Theoretical and Practical Implications
Theoretical: The paper provides a rigorous information-theoretic and statistical learning foundation. It proves that serialization creates an irreducible Bayes risk gap (Lemma 12), that EywaAgent strictly expands the solvable task space (Theorem 15), and that adaptive orchestration dominates fixed systems (Theorem 18). It also formalizes the token efficiency gains (Proposition 19).
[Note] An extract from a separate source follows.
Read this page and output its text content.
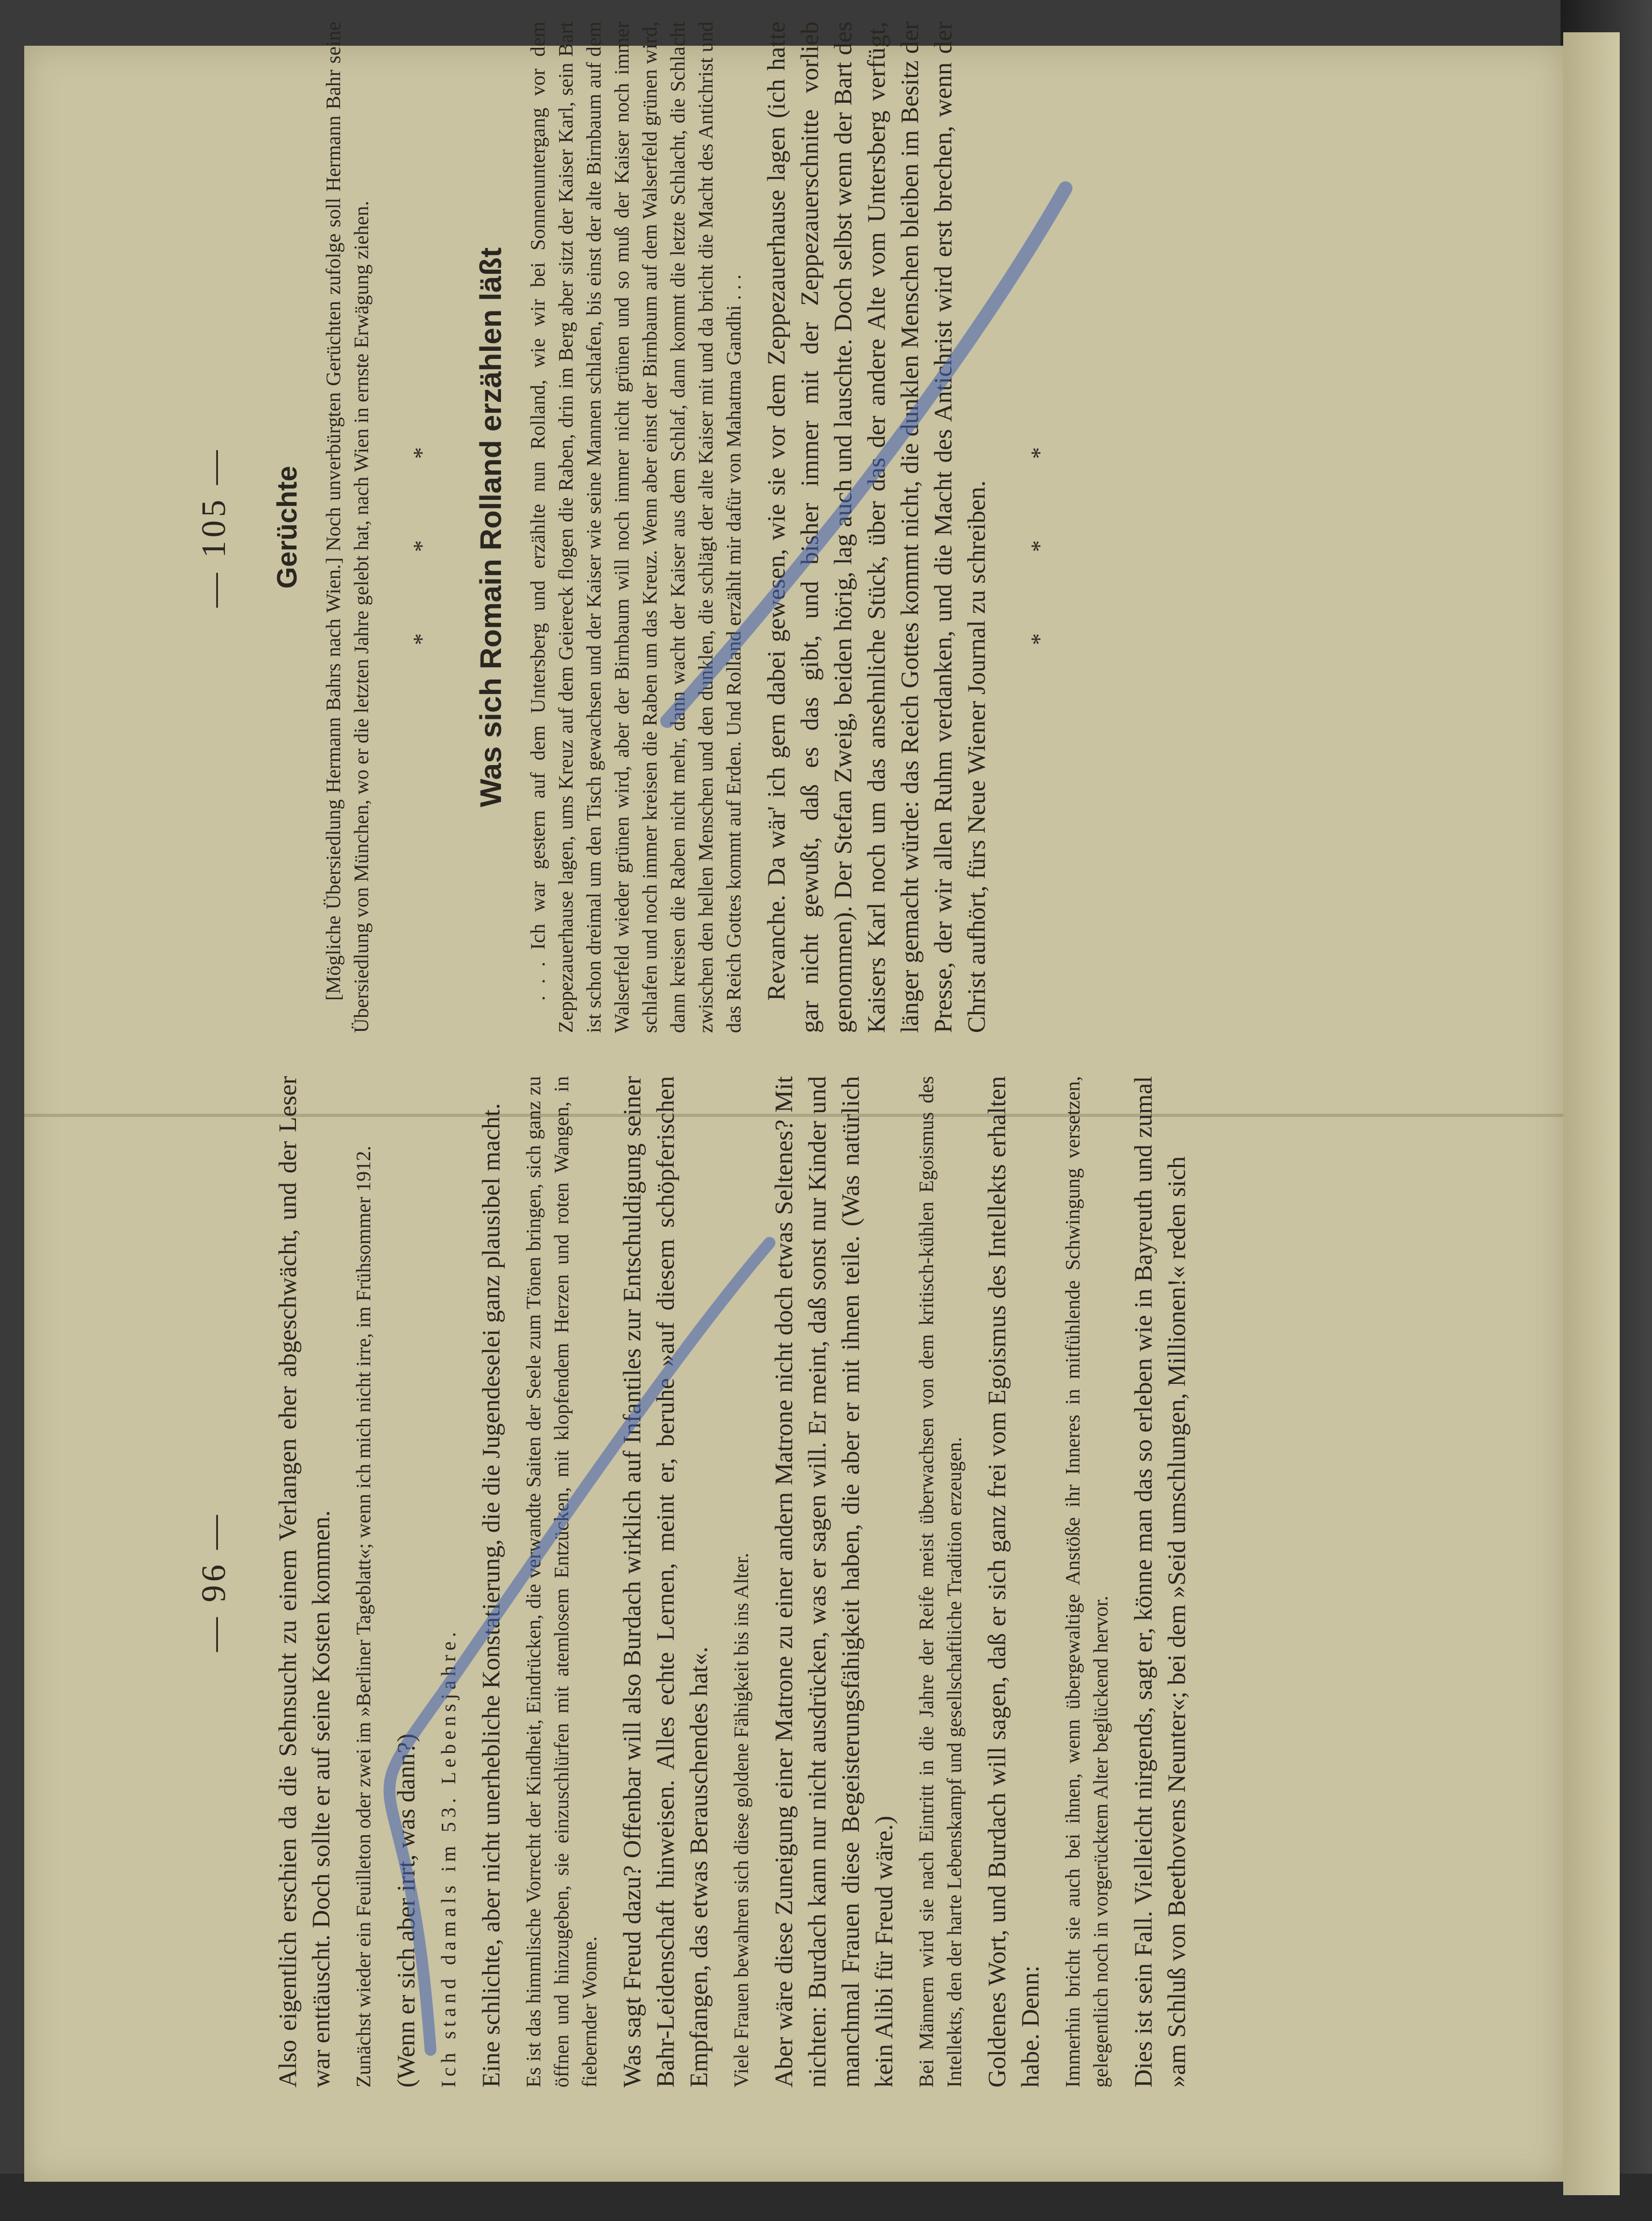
— 96 — Also eigentlich erschien da die Sehnsucht zu einem Verlangen eher abgeschwächt, und der Leser war enttäuscht. Doch sollte er auf seine Kosten kommen. Zunächst wieder ein Feuilleton oder zwei im »Berliner Tageblatt«; wenn ich mich nicht irre, im Frühsommer 1912. (Wenn er sich aber irrt, was dann?) Ich stand damals im 53. Lebensjahre. Eine schlichte, aber nicht unerhebliche Konstatierung, die die Jugendeselei ganz plausibel macht. Es ist das himmlische Vorrecht der Kindheit, Eindrücken, die verwandte Saiten der Seele zum Tönen bringen, sich ganz zu öffnen und hinzugeben, sie einzuschlürfen mit atemlosem Entzücken, mit klopfendem Herzen und roten Wangen, in fiebernder Wonne. Was sagt Freud dazu? Offenbar will also Burdach wirklich auf Infantiles zur Entschuldigung seiner Bahr-Leidenschaft hinweisen. Alles echte Lernen, meint er, beruhe »auf diesem schöpferischen Empfangen, das etwas Berauschendes hat«. Viele Frauen bewahren sich diese goldene Fähigkeit bis ins Alter. Aber wäre diese Zuneigung einer Matrone zu einer andern Matrone nicht doch etwas Seltenes? Mit nichten: Burdach kann nur nicht ausdrücken, was er sagen will. Er meint, daß sonst nur Kinder und manchmal Frauen diese Begeisterungsfähigkeit haben, die aber er mit ihnen teile. (Was natürlich kein Alibi für Freud wäre.) Bei Männern wird sie nach Eintritt in die Jahre der Reife meist überwachsen von dem kritisch-kühlen Egoismus des Intellekts, den der harte Lebenskampf und gesellschaftliche Tradition erzeugen. Goldenes Wort, und Burdach will sagen, daß er sich ganz frei vom Egoismus des Intellekts erhalten habe. Denn: Immerhin bricht sie auch bei ihnen, wenn übergewaltige Anstöße ihr Inneres in mitfühlende Schwingung versetzen, gelegentlich noch in vorgerücktem Alter beglückend hervor. Dies ist sein Fall. Vielleicht nirgends, sagt er, könne man das so erleben wie in Bayreuth und zumal »am Schluß von Beethovens Neunter«; bei dem »Seid umschlungen, Millionen!« reden sich

— 105 — Gerüchte [Mögliche Übersiedlung Hermann Bahrs nach Wien.] Noch unverbürgten Gerüchten zufolge soll Hermann Bahr seine Übersiedlung von München, wo er die letzten Jahre gelebt hat, nach Wien in ernste Erwägung ziehen. * * * Was sich Romain Rolland erzählen läßt . . . Ich war gestern auf dem Untersberg und erzählte nun Rolland, wie wir bei Sonnenuntergang vor dem Zeppezauerhause lagen, ums Kreuz auf dem Geiereck flogen die Raben, drin im Berg aber sitzt der Kaiser Karl, sein Bart ist schon dreimal um den Tisch gewachsen und der Kaiser wie seine Mannen schlafen, bis einst der alte Birnbaum auf dem Walserfeld wieder grünen wird, aber der Birnbaum will noch immer nicht grünen und so muß der Kaiser noch immer schlafen und noch immer kreisen die Raben um das Kreuz. Wenn aber einst der Birnbaum auf dem Walserfeld grünen wird, dann kreisen die Raben nicht mehr, dann wacht der Kaiser aus dem Schlaf, dann kommt die letzte Schlacht, die Schlacht zwischen den hellen Menschen und den dunklen, die schlägt der alte Kaiser mit und da bricht die Macht des Antichrist und das Reich Gottes kommt auf Erden. Und Rolland erzählt mir dafür von Mahatma Gandhi . . . Revanche. Da wär' ich gern dabei gewesen, wie sie vor dem Zeppezauerhause lagen (ich hatte gar nicht gewußt, daß es das gibt, und bisher immer mit der Zeppezauerschnitte vorlieb genommen). Der Stefan Zweig, beiden hörig, lag auch und lauschte. Doch selbst wenn der Bart des Kaisers Karl noch um das ansehnliche Stück, über das der andere Alte vom Untersberg verfügt, länger gemacht würde: das Reich Gottes kommt nicht, die dunklen Menschen bleiben im Besitz der Presse, der wir allen Ruhm verdanken, und die Macht des Antichrist wird erst brechen, wenn der Christ aufhört, fürs Neue Wiener Journal zu schreiben. * * *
Practical: Eywa provides a actionable framework for integrating the rapidly growing ecosystem of scientific foundation models (e.g., for materials, weather, biology) into LLM-powered agentic workflows. It moves beyond tool-calling to enable true modality-native collaboration, where FMs participate directly in reasoning loops. This can accelerate scientific discovery, complex analysis, and decision-making in fields where data is inherently non-linguistic. The plug-and-play design (EywaMAS) and dynamic orchestration (EywaOrchestra) lower the barrier to building and optimizing such heterogeneous systems.
Conclusion
The Eywa framework successfully addresses the limitation of language-centric agentic systems in scientific domains by enabling effective collaboration between LLMs and domain-specific foundation models. Through the "Tsaheylu" interface and its three instantiations (EywaAgent, EywaMAS, EywaOrchestra), it demonstrates significant improvements in task utility, token efficiency, and execution speed across a diverse range of scientific tasks. The work opens avenues for scaling heterogeneous model ecosystems, learning better orchestration policies, and developing tighter integration mechanisms between linguistic and non-linguistic AI models.